Unstructured-IO / unstructured

Open source libraries and APIs to build custom preprocessing pipelines for labeling, training, or production machine learning pipelines.
https://www.unstructured.io/
Apache License 2.0
7.39k stars 573 forks source link

bug/Two Column PDF partition result in incorrect text. #3325

Open pfcharles opened 2 days ago

pfcharles commented 2 days ago

Describe the bug When running partition on a two column pdf, text extraction puts characters is the wrong position To Reproduce two_col.pdf

Provide a code snippet that reproduces the issue. elements = partition("two_col.pdf", strategy="fast")
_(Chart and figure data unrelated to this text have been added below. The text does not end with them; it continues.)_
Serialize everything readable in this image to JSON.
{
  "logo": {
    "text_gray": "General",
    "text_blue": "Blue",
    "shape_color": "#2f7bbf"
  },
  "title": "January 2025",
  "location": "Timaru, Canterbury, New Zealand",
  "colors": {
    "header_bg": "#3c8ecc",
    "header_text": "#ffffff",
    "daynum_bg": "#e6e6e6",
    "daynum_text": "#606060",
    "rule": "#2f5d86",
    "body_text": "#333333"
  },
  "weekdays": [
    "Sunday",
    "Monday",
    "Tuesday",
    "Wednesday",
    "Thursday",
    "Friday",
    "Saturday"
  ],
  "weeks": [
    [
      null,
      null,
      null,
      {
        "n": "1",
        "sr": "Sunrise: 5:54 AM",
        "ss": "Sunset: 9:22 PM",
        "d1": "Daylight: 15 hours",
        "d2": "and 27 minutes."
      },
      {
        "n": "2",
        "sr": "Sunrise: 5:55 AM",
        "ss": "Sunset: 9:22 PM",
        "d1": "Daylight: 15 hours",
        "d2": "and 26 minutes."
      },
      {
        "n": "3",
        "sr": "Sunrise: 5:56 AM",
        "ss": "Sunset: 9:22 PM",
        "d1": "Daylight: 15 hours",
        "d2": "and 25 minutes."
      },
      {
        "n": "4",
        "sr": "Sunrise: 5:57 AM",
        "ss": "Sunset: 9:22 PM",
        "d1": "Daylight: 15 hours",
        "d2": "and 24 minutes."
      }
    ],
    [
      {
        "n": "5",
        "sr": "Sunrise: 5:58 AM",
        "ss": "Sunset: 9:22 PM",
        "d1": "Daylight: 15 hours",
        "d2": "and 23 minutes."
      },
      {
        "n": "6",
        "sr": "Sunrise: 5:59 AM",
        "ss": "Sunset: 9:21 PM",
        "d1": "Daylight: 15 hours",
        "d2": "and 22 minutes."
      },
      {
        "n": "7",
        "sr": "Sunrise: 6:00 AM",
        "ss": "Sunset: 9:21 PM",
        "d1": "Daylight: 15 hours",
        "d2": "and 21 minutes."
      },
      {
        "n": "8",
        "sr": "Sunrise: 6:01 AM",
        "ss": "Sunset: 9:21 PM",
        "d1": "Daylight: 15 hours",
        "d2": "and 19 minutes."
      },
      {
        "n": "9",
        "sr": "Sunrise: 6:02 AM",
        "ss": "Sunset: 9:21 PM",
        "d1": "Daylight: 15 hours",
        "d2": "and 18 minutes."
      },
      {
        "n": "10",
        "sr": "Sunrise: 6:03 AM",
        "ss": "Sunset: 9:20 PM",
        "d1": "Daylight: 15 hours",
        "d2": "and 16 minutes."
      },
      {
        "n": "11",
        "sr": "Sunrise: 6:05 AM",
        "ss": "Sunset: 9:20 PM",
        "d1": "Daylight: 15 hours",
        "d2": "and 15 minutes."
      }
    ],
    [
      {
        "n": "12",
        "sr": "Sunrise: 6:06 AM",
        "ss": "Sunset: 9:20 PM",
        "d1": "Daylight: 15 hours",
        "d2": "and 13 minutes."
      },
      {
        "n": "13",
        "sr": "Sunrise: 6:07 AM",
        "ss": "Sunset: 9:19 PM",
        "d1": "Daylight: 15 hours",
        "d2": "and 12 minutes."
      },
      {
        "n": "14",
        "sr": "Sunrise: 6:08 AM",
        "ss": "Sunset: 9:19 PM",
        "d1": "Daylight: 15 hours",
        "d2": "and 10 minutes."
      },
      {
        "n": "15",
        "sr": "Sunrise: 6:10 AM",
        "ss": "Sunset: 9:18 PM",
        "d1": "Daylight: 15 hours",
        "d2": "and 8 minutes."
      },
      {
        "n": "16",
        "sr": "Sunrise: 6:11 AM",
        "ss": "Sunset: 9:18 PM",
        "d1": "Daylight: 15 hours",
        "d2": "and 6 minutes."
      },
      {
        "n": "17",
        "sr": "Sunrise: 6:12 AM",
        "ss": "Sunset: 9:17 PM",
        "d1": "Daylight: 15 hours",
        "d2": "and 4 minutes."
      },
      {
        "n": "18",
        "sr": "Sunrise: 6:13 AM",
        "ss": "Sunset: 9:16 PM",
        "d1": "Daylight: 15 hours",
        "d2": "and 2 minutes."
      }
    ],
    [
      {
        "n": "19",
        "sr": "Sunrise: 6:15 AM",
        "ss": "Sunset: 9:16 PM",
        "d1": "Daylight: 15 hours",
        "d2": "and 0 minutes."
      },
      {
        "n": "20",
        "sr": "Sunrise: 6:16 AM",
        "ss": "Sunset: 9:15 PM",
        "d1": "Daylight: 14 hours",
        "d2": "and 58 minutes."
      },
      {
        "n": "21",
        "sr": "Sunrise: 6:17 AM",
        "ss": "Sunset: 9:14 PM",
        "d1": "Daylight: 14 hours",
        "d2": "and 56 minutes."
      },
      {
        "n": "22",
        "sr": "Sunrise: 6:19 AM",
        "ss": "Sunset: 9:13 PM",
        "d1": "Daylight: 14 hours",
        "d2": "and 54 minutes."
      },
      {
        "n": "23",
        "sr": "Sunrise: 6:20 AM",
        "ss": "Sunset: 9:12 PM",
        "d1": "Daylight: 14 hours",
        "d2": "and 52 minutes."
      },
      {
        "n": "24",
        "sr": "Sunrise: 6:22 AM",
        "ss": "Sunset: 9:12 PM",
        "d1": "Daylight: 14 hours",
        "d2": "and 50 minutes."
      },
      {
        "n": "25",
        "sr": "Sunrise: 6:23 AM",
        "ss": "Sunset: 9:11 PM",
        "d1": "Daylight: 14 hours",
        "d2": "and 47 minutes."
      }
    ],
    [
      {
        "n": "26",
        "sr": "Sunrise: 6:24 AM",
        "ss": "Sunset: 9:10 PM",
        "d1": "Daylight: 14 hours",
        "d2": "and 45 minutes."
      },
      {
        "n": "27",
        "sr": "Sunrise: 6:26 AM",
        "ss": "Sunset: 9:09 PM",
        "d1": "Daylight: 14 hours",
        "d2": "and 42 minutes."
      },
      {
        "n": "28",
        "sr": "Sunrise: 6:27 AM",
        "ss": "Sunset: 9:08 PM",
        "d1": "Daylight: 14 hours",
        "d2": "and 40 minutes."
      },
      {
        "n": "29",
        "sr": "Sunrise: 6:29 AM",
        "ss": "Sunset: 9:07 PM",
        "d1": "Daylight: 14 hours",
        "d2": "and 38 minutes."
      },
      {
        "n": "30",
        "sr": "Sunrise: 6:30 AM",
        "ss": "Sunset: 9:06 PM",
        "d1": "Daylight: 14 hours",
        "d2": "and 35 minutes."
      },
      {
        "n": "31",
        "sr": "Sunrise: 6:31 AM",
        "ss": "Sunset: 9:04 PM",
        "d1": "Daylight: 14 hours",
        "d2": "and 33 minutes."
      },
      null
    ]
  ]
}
text attribute of elements[2] = '1. Exchange of Information. The parties agree to exchange Confidential Information for the purpose of (the evaluating a potential business "Purpose") in accordance with this Agreement.' text attribute of elements[3] = 'relationship'

Actually text from the pdf = '1.Exchange of Information. The parties agree to exchange Confidential Information for the purpose of evaluating a potential business relationship (the "Purpose") in accordance with this Agreement.'

two_col.json

Expected behavior Extracted text matches the actual text

Screenshots image

Environment Info Please run python scripts/collect_env.py and paste the output here. OS version: macOS-14.5-arm64-arm-64bit Python version: 3.9.6 unstructured version: 0.14.9 unstructured-inference version: 0.7.36 pytesseract version: 0.3.10 Torch version: 2.3.1 Detectron2 is not installed PaddleOCR is not installed Libmagic version: file-5.41 magic file from /usr/share/file/magic LibreOffice version: ==> libreoffice: 24.2.4

Additional context Add any other context about the problem here.

pfcharles commented 2 days ago

Looks like this is a problem with the underling use of the pdfminer library. the data returned by the pdfminer.layout.LTTextBoxHorizontal object get_text() method in pdf.py is wrong.

pfcharles commented 1 day ago

two_col_not_justified.pdf

This appears to be related the document being text justified and there being larger spaces between words. The issue appears to be related to the implementation of find_neighbors in the pdfminer layout. To some extent this can be controlled by the LAParams initialized in init_pdfminer. Other libs like PyPDF and (java)PDFBox handle with no issue or special configuration.